McDonald's (MCD) warned on Monday that the food safety scandal in China will hurt sales in the region. In a regulatory filing Monday, the company said there's been "significant negative impact" in China, Japan and other markets affected by the food scandal. These regions account for about 10% of McDonald's revenue. The world's largest burger chain operates more than 2,000 restaurants in China. McDonald's doesn't publicly break out separate China sales figures.

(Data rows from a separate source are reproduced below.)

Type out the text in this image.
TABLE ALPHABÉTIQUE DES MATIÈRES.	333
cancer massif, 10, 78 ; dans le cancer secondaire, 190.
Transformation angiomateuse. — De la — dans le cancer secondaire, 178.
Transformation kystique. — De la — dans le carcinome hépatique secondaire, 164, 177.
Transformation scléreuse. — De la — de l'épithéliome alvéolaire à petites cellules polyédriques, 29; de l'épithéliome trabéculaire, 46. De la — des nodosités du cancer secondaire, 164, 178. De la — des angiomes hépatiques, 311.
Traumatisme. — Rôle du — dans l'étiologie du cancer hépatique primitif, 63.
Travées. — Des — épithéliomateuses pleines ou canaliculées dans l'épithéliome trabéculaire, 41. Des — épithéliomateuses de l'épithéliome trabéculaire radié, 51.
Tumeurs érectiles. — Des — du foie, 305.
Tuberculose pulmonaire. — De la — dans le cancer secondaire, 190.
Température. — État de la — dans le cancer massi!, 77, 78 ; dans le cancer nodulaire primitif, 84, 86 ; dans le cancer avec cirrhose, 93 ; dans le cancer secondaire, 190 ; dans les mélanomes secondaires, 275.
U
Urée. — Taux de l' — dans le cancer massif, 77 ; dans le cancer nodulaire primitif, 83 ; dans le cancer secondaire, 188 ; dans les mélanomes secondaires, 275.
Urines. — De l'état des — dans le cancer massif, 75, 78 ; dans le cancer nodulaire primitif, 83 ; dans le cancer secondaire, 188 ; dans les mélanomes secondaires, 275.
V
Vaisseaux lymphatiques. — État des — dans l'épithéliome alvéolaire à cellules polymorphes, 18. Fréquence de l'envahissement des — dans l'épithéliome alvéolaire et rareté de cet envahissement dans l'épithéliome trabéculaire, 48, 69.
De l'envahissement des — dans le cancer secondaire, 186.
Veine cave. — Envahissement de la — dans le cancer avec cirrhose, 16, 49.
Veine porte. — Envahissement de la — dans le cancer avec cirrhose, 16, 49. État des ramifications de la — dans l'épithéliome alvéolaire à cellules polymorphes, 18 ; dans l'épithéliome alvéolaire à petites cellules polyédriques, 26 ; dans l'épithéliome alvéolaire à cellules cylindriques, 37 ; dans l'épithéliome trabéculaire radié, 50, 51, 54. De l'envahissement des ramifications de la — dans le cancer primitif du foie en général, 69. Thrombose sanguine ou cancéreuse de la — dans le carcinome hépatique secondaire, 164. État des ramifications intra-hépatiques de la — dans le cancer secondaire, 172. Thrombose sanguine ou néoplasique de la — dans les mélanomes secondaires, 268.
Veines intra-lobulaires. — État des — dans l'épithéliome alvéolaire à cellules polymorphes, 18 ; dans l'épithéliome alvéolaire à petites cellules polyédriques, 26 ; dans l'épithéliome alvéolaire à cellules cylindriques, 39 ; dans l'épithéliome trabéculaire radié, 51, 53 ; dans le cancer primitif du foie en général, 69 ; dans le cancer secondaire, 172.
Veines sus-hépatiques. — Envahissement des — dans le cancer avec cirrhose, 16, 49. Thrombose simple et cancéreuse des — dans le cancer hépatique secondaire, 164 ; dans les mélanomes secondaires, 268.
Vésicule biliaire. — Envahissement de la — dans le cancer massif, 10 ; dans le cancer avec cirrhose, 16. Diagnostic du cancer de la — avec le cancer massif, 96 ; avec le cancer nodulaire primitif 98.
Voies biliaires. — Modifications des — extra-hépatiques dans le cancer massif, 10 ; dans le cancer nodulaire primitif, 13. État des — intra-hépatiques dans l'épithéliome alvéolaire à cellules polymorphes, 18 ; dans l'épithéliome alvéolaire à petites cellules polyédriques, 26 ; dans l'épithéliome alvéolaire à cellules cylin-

This comes two weeks after McDonald's Shanghai-based distributor, Shanghai Husi Food, was accused of using expired meat. McDonald's cut ties with the supplier, a unit of U.S. based OSI Group, and had pulled beef, pork and chicken items from its menus in China. The fast-food giant said it would resume its full menu in some Chinese cities later this week
The food safety scare is a serious blow to McDonald’s reputation in China. ”The customer isn’t going to blame the supplier, they’re going to blame McDonald’s because that’s who they gave their money to. So will they be able to win back the faith of those consumers in China? Which is a big deal for McDonald’s,” said Yahoo Finance Editor-in-Chief Aaron Task.
However, it’s not only Chinese consumers that McDonald’s has to win back. McDonald’s reported second-quarter same-store sales fell 1.5% in the U.S., when it reported its quarterly earnings a couple of weeks ago. Task said with so many options for consumers right now, “There isn’t, at this moment, anything compelling to drive additional consumers to McDonald’s.”
McDonald’s CEO Don Thompson said it will take steps to repair the company’s business fundamentals, such as streamlining its menu, evaluating its menu prices and improve its marketing.
McDonald’s challenges over the past few weeks go beyond weak sales in the U.S. and the food scandal in China. The National Labor Relations Board said last week that the fast-food chain could be held liable as a joint employer with franchises in lawsuits involving labor violations.